A battery runtime calculator that goes beyond the naïve “amp-hours ÷ amps = hours” estimate by applying Peukert’s Law, charge/discharge efficiency, and depth of discharge — the three corrections that separate a textbook number from real-world runtime. Enter your pack’s rated capacity, chemistry, series/parallel layout and load, and it returns the corrected runtime, total energy in watt-hours, and a step-by-step working.
How it works
For an ideal battery, runtime is simply capacity divided by current. Real cells deliver less usable energy as you pull current faster — captured by Peukert’s exponent k:
t = (C / I)^k × (1 / I)^(k − 1) (equivalently t = C^k / I^k)

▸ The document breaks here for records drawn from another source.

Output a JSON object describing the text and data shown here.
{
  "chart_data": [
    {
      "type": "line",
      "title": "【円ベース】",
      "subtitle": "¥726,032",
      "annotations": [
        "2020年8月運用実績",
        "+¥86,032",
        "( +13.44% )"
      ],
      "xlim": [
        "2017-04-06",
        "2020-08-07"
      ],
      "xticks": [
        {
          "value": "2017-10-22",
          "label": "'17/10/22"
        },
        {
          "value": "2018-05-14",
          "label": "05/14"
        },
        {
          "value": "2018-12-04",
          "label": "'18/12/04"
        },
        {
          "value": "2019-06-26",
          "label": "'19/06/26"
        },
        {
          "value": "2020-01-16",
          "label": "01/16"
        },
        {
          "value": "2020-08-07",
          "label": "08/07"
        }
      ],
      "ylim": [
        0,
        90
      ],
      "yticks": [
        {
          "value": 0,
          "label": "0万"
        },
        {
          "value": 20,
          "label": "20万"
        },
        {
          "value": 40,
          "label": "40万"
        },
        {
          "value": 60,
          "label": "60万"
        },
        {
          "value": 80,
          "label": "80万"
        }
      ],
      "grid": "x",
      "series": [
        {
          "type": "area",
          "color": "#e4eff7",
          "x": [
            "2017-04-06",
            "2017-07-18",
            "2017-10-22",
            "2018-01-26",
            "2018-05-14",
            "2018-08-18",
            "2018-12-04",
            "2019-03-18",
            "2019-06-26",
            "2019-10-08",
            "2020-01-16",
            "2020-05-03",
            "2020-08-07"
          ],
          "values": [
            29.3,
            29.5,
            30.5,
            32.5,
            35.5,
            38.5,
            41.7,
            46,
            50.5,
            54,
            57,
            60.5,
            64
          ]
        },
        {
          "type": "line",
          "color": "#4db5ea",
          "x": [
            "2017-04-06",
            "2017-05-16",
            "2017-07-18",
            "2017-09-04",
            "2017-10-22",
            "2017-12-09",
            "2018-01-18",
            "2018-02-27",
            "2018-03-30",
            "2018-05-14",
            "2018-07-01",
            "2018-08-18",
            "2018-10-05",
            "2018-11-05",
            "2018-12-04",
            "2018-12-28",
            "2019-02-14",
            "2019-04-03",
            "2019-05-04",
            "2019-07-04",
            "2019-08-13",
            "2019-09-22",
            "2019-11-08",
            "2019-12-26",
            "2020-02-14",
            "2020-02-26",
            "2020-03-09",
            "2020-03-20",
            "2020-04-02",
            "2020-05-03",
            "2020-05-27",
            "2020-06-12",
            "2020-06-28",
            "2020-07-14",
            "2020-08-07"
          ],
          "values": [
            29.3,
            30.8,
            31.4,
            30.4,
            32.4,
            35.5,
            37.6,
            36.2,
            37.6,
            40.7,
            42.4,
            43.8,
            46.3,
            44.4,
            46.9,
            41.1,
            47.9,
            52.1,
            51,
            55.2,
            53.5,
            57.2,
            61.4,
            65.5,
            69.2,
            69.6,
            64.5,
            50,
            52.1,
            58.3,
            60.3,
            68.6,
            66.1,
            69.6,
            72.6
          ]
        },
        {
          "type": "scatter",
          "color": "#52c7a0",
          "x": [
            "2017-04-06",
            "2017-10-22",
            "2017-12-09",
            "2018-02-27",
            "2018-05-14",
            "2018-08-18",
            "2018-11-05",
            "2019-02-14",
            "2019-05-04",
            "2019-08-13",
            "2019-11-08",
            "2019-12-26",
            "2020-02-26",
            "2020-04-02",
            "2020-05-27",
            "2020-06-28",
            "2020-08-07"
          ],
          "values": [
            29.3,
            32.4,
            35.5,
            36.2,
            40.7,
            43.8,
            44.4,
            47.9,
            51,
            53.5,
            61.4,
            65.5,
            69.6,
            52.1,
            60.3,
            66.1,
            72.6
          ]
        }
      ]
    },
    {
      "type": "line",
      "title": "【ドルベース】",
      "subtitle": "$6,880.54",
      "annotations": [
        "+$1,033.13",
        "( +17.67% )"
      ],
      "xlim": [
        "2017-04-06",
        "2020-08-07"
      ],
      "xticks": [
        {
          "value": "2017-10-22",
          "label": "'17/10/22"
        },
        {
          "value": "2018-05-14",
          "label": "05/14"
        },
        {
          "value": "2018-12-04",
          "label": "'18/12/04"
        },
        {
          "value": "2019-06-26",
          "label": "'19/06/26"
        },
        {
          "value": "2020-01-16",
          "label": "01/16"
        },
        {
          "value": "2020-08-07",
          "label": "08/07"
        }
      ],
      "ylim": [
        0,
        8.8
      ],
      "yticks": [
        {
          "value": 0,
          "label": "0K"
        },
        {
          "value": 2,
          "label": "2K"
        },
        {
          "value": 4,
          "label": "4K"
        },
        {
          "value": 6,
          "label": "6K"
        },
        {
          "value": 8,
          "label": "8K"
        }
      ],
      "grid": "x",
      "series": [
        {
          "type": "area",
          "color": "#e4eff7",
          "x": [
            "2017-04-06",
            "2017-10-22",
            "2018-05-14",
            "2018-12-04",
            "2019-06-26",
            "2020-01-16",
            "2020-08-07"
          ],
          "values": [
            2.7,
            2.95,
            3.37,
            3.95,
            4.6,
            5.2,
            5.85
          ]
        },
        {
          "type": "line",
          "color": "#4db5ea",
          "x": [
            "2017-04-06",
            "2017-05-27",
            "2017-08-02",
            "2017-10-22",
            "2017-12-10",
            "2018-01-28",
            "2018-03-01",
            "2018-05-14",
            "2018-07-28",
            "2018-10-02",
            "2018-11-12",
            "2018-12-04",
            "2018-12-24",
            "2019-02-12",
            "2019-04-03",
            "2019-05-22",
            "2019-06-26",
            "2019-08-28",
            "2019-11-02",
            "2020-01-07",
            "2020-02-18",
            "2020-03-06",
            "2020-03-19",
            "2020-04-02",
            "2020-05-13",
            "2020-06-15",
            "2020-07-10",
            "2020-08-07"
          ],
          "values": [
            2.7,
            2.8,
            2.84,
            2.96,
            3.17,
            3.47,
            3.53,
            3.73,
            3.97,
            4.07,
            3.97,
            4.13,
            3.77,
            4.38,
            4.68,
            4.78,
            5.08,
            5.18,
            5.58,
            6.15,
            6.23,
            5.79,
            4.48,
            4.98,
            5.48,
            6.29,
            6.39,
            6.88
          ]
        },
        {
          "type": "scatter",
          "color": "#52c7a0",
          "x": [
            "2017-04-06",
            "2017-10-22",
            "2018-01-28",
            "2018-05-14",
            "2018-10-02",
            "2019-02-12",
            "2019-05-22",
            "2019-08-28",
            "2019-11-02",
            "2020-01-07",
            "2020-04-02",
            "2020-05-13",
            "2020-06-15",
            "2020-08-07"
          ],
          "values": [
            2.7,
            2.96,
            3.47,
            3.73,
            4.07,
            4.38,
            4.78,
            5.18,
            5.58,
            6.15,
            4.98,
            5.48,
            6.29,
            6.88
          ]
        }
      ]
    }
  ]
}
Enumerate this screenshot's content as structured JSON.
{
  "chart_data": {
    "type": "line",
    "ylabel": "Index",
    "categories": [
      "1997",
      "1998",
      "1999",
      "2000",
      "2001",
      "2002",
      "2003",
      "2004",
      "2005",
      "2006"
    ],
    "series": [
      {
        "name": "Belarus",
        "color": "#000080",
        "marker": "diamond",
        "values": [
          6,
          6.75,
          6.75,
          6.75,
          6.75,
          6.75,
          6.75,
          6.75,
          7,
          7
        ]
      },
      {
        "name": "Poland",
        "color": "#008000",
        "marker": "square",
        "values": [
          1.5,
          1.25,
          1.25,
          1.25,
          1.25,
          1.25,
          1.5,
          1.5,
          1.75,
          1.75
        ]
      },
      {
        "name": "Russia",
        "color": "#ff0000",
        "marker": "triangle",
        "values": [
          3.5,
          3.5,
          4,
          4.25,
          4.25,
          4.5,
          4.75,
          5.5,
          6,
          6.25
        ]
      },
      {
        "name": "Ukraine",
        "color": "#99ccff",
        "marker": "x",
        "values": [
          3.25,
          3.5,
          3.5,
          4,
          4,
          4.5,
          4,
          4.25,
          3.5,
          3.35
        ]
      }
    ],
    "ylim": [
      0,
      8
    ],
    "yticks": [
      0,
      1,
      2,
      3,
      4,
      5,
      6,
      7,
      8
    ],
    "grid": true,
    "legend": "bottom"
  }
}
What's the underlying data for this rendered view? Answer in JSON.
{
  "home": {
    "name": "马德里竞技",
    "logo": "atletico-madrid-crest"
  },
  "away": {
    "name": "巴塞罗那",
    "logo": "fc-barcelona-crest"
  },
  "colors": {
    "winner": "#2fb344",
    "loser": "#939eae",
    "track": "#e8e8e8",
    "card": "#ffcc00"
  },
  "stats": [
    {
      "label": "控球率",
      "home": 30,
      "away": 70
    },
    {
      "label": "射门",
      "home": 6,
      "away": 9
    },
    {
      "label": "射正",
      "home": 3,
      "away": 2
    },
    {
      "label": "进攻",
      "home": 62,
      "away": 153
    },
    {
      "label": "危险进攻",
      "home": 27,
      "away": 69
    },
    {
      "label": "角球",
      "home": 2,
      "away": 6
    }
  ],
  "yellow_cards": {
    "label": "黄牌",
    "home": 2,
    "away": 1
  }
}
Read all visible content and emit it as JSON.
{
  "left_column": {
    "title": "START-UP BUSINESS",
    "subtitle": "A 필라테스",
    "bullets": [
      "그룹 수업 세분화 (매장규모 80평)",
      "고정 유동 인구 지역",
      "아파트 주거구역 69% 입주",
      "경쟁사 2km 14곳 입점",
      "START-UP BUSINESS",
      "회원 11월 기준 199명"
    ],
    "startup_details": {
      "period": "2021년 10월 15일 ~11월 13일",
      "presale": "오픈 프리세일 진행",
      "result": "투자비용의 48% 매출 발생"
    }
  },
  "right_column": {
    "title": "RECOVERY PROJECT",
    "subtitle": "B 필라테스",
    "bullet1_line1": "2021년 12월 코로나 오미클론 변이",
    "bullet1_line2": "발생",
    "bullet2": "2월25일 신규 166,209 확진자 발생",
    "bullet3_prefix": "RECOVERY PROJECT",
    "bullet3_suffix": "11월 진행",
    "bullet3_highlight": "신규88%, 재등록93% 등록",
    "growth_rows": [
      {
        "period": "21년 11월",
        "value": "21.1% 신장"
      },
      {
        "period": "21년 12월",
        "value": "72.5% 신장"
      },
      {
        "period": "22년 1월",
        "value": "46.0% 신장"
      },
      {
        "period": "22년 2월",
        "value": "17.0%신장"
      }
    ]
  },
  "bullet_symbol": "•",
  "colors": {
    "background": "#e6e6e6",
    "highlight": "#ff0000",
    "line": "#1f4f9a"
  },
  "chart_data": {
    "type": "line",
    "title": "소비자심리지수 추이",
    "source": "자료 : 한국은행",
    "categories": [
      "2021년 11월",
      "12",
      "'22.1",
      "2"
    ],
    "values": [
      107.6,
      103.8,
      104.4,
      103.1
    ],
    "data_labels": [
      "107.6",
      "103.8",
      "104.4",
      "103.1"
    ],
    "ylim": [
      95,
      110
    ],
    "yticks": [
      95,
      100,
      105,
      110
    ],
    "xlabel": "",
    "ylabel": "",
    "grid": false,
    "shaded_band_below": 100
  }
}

where C is the effective capacity in amp-hours (after depth-of-discharge and efficiency are applied) and I is the discharge current. For lithium chemistries k ≈ 1.05; for lead-acid k ≈ 1.2–1.3, which is why a lead-acid bank loses far more runtime under heavy load.
Worked example
A 12 V, 100 Ah LiFePO4 pack (k = 1.05, 90% DoD, 96% efficiency) under a 10 A load delivers roughly 100 × 0.90 × 0.96 = 86.4 Ah usable, and with the Peukert correction about 8.4 hours of runtime and 1,036 Wh of usable energy.
Modes
Solve for runtime (how long it lasts), required capacity (what size pack you need for a target runtime), or maximum load (how much you can draw for a given runtime). All three share the same corrected model, so the answers stay consistent.